I am not insulted or hurt by Ael's opinion, actually. I agree with both Ael and eyeroll on most things. This is probably the most supportive forum ever, not that I'm on a ton of forums, and there are times when truth is desired but you can't really tell if people are just bolstering you up or if that is truly their opinion. I didn't feel Ael's opinion was mean-spirited or posted to take a dig. I've seen that and his/her reply was NOT that. Did I specifically ask for feedback? Well, no I suppose I did not but I am always appreciative of honesty. This soap does indeed look like stones in concrete which clearly does not appeal to some. I was just happy not to have flat brownish gray mucky looking soap with no texture or variation- that was a relief to me.


----------



## jules92207 (May 11, 2014)

I guess I will blame my liking it on the fact that I minored in geology and it reminds me of the rocks I studied. I know I am not the popular opinion in most cases though.

I don't understand why anyone would post that they like something if they didn't though. This forum is pretty anonymous really, I guess I assumed that would leave the door open for honesty.


----------



## newbie (May 11, 2014)

I don't know why someone would post they like something they don't either, but I do know that this forum seems to have a culture of support, which is fabulous.
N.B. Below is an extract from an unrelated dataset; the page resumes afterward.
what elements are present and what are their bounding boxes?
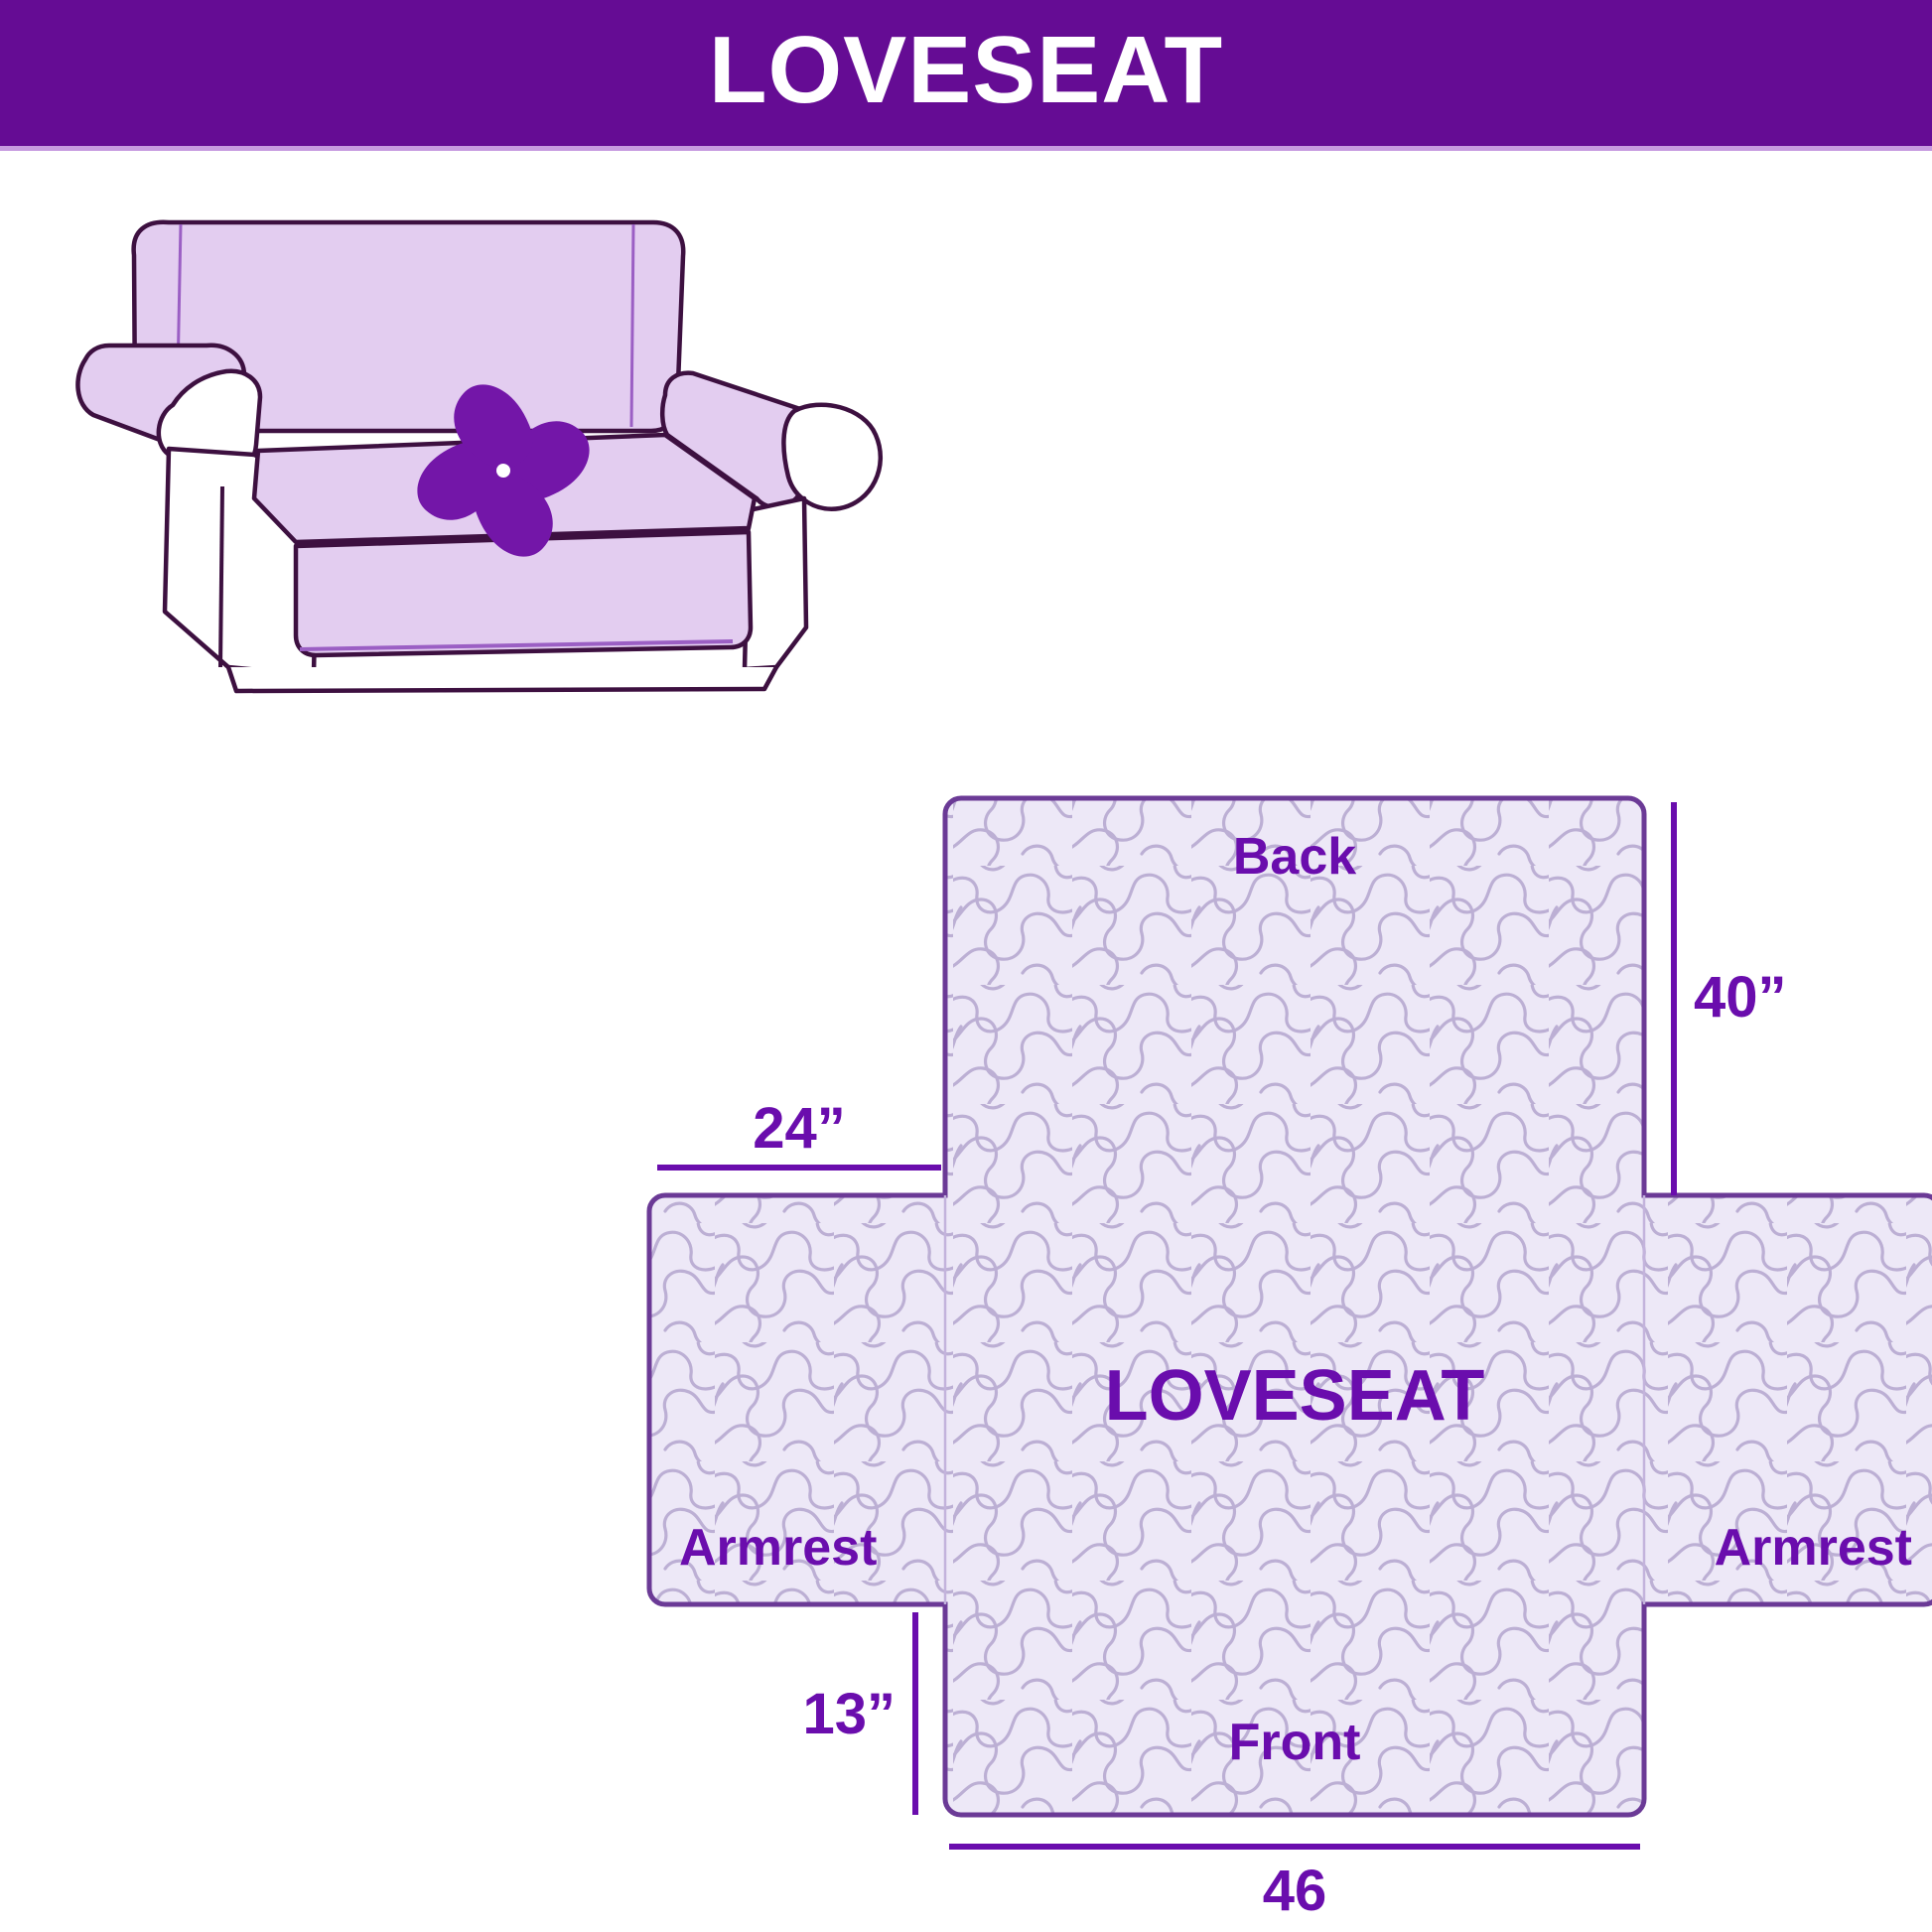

I could see that leading to bolstering a person up and perhaps coming across as too "pollyanna-ish". THat's not necessarily a bad thing. It only is if someone is seeking out true constructive criticism and people don't give it for fear of coming across as negative when the poster is in need of a critical eye.

I like rocks too. Not a geologist but I have a big bowl of rocks I pick up from various places. That's why I like this soap too.


----------



## eyeroll (May 11, 2014)

newbie said:


> I didn't feel Ael's opinion was mean-spirited or posted to take a dig. I've seen that and his/her reply was NOT that.
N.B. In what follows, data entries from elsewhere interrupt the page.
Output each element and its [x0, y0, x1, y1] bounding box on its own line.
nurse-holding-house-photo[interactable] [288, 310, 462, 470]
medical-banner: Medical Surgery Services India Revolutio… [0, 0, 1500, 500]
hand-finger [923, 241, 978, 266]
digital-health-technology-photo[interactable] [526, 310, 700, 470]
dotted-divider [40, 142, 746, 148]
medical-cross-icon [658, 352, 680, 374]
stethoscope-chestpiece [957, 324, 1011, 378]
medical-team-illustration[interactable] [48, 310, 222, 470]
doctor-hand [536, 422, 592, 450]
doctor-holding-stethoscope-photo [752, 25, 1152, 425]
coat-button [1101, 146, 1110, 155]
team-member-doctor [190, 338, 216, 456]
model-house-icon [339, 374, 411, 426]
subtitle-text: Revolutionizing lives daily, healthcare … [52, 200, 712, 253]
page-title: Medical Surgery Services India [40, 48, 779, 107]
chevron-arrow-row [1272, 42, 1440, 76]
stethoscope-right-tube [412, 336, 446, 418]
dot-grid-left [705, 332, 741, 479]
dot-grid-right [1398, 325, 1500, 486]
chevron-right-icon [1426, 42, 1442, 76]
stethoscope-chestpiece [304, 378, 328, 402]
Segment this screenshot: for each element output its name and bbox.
Agreed. Ael was v. respectful and polite; I guess I just don't see the point of turning on that critical eye unless it's requested. 
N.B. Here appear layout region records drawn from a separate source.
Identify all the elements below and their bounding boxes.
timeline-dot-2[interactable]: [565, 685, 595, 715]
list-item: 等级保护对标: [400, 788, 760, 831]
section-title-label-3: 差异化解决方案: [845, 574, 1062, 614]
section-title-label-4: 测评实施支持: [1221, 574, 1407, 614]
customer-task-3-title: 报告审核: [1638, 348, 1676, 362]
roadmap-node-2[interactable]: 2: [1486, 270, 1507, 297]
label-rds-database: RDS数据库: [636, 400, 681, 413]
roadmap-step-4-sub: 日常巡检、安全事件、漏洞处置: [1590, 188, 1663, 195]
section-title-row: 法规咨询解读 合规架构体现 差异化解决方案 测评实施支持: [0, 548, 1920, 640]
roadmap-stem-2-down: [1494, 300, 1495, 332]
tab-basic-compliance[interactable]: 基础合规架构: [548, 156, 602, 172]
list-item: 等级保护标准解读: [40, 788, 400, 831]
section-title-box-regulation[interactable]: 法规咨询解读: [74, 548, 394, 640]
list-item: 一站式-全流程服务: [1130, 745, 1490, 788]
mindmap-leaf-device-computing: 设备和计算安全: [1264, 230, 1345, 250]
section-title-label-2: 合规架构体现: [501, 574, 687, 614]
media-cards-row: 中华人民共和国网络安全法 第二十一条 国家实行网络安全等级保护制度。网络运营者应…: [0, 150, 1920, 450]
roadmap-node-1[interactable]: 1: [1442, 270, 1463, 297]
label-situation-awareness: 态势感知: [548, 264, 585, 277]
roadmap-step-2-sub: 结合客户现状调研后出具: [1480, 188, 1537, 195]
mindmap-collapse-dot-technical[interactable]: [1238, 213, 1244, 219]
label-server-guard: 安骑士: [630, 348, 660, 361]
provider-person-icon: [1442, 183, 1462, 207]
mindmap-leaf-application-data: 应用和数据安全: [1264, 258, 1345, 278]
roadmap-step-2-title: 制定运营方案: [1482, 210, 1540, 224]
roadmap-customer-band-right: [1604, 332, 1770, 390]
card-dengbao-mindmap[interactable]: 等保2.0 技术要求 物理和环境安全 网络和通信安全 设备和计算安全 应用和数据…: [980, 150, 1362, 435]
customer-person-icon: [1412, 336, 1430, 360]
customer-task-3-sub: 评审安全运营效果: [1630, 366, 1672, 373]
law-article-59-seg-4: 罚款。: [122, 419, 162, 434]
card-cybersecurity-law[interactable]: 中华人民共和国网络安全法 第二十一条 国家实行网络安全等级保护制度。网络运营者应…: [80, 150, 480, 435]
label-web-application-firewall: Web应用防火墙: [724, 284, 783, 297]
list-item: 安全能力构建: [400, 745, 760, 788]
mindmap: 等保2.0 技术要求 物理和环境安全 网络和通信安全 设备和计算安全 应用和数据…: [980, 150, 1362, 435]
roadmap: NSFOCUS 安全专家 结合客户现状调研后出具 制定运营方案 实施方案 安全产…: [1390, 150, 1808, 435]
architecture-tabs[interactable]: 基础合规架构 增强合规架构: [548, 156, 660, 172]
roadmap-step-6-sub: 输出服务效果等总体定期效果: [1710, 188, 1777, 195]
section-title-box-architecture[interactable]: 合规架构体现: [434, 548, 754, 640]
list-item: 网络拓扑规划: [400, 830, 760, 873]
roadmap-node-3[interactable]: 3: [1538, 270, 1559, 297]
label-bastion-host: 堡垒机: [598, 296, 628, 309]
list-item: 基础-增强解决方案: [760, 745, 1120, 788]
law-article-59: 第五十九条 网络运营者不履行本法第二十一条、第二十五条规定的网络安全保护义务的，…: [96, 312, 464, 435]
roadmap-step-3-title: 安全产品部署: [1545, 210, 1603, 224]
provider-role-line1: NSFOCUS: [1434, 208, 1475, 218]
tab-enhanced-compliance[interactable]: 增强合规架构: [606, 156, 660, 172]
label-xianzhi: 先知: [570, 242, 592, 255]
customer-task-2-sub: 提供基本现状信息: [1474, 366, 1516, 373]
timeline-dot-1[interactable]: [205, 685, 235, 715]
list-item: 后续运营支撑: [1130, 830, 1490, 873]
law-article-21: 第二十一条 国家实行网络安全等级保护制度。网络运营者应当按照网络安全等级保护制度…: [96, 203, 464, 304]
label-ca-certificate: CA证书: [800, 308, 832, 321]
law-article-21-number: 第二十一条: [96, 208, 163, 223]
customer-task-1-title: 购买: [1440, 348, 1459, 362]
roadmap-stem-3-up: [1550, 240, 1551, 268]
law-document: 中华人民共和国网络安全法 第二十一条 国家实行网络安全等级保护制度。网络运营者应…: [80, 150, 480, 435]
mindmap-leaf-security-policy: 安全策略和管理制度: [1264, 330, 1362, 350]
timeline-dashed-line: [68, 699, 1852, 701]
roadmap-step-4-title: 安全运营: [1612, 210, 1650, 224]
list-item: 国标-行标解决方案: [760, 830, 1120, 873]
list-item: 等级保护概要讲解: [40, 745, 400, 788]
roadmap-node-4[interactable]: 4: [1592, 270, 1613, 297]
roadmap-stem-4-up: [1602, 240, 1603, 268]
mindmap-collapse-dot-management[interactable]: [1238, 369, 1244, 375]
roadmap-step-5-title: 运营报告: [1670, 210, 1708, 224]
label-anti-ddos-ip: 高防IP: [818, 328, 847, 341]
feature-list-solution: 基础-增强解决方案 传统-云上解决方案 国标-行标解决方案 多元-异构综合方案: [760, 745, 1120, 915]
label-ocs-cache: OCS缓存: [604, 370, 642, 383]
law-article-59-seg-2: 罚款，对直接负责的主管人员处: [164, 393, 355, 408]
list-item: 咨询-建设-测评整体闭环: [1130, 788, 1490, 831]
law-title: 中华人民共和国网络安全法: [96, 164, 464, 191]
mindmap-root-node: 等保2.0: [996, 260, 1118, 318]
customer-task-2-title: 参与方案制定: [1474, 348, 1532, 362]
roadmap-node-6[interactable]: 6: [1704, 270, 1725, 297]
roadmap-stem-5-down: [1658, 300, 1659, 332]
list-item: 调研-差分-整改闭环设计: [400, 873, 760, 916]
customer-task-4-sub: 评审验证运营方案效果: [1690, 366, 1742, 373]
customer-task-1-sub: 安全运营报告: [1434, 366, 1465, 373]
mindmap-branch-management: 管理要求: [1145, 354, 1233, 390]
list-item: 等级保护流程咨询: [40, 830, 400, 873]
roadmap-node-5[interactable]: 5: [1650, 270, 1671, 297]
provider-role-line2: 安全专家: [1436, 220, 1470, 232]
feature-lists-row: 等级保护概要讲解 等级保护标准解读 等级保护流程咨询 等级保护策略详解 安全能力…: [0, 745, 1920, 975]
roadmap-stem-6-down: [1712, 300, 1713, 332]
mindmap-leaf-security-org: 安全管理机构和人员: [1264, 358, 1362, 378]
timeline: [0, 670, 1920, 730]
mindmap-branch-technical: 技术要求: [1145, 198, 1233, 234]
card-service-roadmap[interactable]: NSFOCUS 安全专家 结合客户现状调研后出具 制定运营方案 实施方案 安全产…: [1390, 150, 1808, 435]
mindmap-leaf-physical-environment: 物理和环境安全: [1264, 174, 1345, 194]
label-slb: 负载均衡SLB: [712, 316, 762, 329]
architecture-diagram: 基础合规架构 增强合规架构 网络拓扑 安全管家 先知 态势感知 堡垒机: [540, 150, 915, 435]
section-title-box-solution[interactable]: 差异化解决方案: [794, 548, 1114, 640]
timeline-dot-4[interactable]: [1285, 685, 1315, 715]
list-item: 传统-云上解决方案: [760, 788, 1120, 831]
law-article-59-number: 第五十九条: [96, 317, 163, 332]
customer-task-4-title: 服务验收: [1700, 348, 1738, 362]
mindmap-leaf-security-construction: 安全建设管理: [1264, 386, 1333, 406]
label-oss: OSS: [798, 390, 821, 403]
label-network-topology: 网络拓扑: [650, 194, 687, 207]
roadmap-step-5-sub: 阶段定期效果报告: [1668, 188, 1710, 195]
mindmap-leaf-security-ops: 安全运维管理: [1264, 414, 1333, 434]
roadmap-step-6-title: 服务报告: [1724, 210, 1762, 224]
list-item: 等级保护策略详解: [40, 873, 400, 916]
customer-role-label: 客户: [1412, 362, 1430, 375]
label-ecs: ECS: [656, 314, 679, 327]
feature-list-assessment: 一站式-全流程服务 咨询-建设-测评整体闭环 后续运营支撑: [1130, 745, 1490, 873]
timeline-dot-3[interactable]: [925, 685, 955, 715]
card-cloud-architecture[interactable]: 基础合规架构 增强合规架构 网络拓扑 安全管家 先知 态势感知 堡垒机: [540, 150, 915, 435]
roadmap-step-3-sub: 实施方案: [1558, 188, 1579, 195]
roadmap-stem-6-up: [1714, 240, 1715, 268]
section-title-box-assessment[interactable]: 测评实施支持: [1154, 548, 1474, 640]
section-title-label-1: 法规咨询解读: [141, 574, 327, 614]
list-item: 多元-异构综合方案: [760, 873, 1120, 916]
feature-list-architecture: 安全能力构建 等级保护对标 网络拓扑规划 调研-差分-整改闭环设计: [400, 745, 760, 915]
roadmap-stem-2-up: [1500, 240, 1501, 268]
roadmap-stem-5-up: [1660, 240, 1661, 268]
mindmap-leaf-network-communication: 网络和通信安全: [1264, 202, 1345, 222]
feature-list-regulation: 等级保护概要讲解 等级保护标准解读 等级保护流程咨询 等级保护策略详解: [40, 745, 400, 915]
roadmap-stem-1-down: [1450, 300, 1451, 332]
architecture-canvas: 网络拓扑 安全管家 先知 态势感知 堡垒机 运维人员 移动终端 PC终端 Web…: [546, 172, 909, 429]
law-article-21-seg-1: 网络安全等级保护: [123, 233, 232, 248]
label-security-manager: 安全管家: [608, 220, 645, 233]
Maybe that attitude also contributes to the Pollyanna vibe - but again, there's a difference between blowing smoke and just not getting involved in the discussion.   Anyway, now you know if I say I like your soap - I mean it.


----------



## Belinda02 (May 11, 2014)

I think it depends on the audience. In the quilt world holding up a quilt will get awwws from quilters but the general public being less sophisticated not so much. I like soaps and enjoy most colors and shapes which is also true of quilts. But the general public will react with horror at a red and orange quilt or a soap looking like rocks. BTW I like rocks and the soap.


----------



## newbie (May 11, 2014)

I'm like you, eyeroll. And yes, being in the world of X gives you a very different appreciation for products, doesn't it? You have a better idea of what it takes and what can and cannot happen easily. It's hard to appreciate unless you are in the thick of it.


----------



## fuzz-juzz (May 13, 2014)

They look great.  And they really do resemble rocks which I don't think it's a bad thing. It is still soap and usable.
Charcoal soap I made for husband was a bit oozy (too much water mixed with colours kind of a mistake) so it ended up as a rebatch. It turned out sooo lovely, I'll be making next batch as HP as well. I might not get a similar effect, but bars looked like pieces of black granite, black with grey and white specks throughout.


----------